I am going to perform in May and this has me stuck in what I consider “the excruciating in-between,” or what Pema Chodron, who is more gentle than I am, calls, “the shaky tenderness.”

I am between:

  • excited and terrified
  • the possible outcome of a complete failure or a mind-blowing success
  • what I imagine/dream/feel I want to create and what I am actually able to create

And the thing is, this will not go away. I will perform and I will remain levitradosageus24.com in the in-between. There will be no switch. I will not go from good to bad or vice versa.

This is the trip, in and out of the creative process. We imagine something, can’t figure out how to get there, and have to live in the dissonance. Listening to many famous and fantastic artists say it I begin to believe it.
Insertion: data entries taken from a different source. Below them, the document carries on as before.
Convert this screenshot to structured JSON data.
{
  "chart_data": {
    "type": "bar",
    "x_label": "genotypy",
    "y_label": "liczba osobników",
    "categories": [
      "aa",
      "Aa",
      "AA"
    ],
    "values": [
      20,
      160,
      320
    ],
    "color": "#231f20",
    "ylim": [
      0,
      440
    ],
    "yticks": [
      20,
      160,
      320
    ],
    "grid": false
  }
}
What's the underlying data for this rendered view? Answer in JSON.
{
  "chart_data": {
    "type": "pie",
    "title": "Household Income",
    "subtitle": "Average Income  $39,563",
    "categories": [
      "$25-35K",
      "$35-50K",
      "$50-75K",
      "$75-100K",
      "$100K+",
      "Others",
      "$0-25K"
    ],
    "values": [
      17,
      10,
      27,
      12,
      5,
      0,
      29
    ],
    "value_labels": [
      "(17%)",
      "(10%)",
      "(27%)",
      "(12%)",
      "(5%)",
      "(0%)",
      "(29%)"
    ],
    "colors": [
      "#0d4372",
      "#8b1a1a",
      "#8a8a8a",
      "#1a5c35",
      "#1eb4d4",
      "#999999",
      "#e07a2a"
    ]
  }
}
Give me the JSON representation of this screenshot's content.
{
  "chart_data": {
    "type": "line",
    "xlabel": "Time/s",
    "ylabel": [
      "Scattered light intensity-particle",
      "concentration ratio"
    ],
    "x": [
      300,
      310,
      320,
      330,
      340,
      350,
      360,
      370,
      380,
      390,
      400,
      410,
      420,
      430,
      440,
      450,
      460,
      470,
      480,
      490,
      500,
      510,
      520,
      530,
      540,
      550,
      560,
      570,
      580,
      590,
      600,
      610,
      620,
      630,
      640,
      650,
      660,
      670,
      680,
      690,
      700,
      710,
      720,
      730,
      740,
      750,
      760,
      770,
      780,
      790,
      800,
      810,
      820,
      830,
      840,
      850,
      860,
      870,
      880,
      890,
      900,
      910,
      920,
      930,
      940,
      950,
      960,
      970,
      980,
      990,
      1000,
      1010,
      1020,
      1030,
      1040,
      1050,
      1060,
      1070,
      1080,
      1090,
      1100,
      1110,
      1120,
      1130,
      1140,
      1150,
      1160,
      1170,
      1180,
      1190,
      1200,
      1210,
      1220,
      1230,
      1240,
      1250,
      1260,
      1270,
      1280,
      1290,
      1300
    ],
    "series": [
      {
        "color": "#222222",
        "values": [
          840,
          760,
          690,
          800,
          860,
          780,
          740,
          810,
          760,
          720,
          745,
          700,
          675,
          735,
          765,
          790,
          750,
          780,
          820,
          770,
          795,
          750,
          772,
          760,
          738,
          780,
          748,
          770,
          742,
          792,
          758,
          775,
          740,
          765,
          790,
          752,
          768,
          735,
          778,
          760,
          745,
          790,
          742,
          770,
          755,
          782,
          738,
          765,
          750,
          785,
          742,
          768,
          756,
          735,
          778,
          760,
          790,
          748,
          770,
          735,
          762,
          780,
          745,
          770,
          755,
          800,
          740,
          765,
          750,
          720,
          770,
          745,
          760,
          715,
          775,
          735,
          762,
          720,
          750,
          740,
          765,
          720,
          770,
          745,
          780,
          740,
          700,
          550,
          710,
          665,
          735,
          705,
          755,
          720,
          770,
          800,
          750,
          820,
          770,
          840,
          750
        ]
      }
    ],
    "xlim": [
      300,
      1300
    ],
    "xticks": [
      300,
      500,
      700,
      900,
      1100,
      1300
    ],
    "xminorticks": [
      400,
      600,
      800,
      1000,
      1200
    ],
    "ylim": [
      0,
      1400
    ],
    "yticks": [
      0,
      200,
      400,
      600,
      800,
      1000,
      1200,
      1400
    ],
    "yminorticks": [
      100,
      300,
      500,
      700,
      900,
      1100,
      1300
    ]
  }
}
Anne Patchett creates her novels (Bel Canto, etc) entirely in her head and then takes them out and “kills them.”

“I never learned how to take the beautiful thing in my imagination and put it on paper without feeling I killed it along the way,” she writes in “The Getaway Car.” “I did, however, learn how to weather the death, and I learned how to forgive myself for it.”

men at workIra Glass talks about the gap between your work and your good taste and the years of work it takes to close that gap.

“It is only by going through a volume of work that you will close that gap, and your work will be as good as your ambitions. And I took longer to figure out how to do this than anyone I’ve ever met. It’s gonna take awhile. It’s normal to take awhile. You’ve just gotta fight your way through.”

Louie C.K. talks about sticking with it for a minute.

There you go. There’s no way around that. There’s people that say: “It’s not fair. You have all that stuff.” I wasn’t born with it. It was a horrible process to get to this. It took me my whole life. If you’re new at this — and by “new at it,” I mean 15 years in, or even 20 — you’re just starting to get traction. Young musicians believe they should be able to throw a band together and be famous, and anything that’s in their way is unfair and evil. What are you, in your 20s, you picked up a guitar? Give it a minute.”

This is where I live. I am not going to find the switch. I am going to commit to doing the work. And sometimes I am going to get tired and give up. And then I will continue to have to do the work.

This is the excruciating in-between, may I learn to forgive myself for it.